Your IdP is responsible for the consent UI. It must clearly present:

  • The transaction details:
    • The amount the resource owner will be charged
    • The amount the recipient will receive
    • The recipient’s identifier.
  • The client identity, so the resource owner knows which application is making the request.
  • The scope of the grant, including any future-dated or recurring authorization the client is requesting.
  • An unambiguous accept/reject choice.

The IdP authenticates the resource owner using whatever mechanism your institution uses for online sessions (passwords, biometrics, hardware tokens). Open Payments does not prescribe the authentication method.

After the resource owner makes their choice, the IdP must communicate the result back to your authorization server. A typical flow:

  1. The IdP sends the resource owner’s interaction choice (accept or reject) to the authorization server.
  2. The authorization server confirms the choice has been accepted and records it on the grant record.
  3. The IdP requests to finalize the interaction.
  4. The authorization server completes the session and prepares the redirect to the client’s interact.finish URI.
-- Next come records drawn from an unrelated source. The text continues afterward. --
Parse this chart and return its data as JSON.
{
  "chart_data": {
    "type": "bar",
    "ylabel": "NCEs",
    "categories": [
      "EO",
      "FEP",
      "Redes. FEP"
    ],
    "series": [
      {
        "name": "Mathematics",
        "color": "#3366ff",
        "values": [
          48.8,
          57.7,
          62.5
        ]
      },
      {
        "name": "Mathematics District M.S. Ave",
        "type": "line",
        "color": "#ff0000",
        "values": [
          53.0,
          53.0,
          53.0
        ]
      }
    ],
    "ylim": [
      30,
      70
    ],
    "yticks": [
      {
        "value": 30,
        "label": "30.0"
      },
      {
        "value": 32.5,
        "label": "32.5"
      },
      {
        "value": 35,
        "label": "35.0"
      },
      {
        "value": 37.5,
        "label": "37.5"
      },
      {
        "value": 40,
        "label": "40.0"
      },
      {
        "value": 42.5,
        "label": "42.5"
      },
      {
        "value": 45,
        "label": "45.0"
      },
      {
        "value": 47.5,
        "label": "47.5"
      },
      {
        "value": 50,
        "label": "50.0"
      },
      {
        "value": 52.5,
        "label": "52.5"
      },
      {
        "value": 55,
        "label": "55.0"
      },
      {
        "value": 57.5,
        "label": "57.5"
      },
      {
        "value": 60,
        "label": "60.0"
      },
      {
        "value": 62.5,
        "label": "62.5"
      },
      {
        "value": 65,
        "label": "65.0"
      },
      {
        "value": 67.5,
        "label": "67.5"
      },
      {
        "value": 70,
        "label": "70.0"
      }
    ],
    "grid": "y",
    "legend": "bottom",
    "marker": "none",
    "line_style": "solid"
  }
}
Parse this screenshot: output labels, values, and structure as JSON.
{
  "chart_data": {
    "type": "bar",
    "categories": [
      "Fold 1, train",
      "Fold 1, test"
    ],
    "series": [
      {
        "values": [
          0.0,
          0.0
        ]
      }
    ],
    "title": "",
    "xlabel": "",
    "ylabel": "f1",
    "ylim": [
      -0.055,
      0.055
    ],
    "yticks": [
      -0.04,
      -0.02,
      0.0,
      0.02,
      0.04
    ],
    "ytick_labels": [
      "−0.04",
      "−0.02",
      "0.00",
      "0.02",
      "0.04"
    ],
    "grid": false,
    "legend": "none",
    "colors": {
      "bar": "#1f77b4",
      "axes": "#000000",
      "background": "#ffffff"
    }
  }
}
If the client supplied an interact.finish object in its initial grant request, your authorization server redirects the resource owner’s user agent back to the client’s callback URI after the interaction completes. To allow the client to confirm that the redirect originated from your authorization server, you must include a hash parameter in the redirect.

The hash base is generated by concatenating the following values in sequence using a single newline (\n) character to separate them:

  1. nonce value sent by the client in the initial request.
  2. nonce value returned from the authorization server after the initial grant request.
  3. interact_ref returned from the authorization server in the interaction finish method.
  4. The grant endpoint uri the client used to make its initial request.

The ASCII encoding of this string is hashed with the sha-256 algorithm, which is the only hashing algorithm currently supported by Open Payments. The byte array from the hash function is then encoded using Base64 with no padding. The resultant string is the hash value you include in the redirect.

The client verifies this hash before continuing the grant. The client-side procedure is described on the Hash verification page.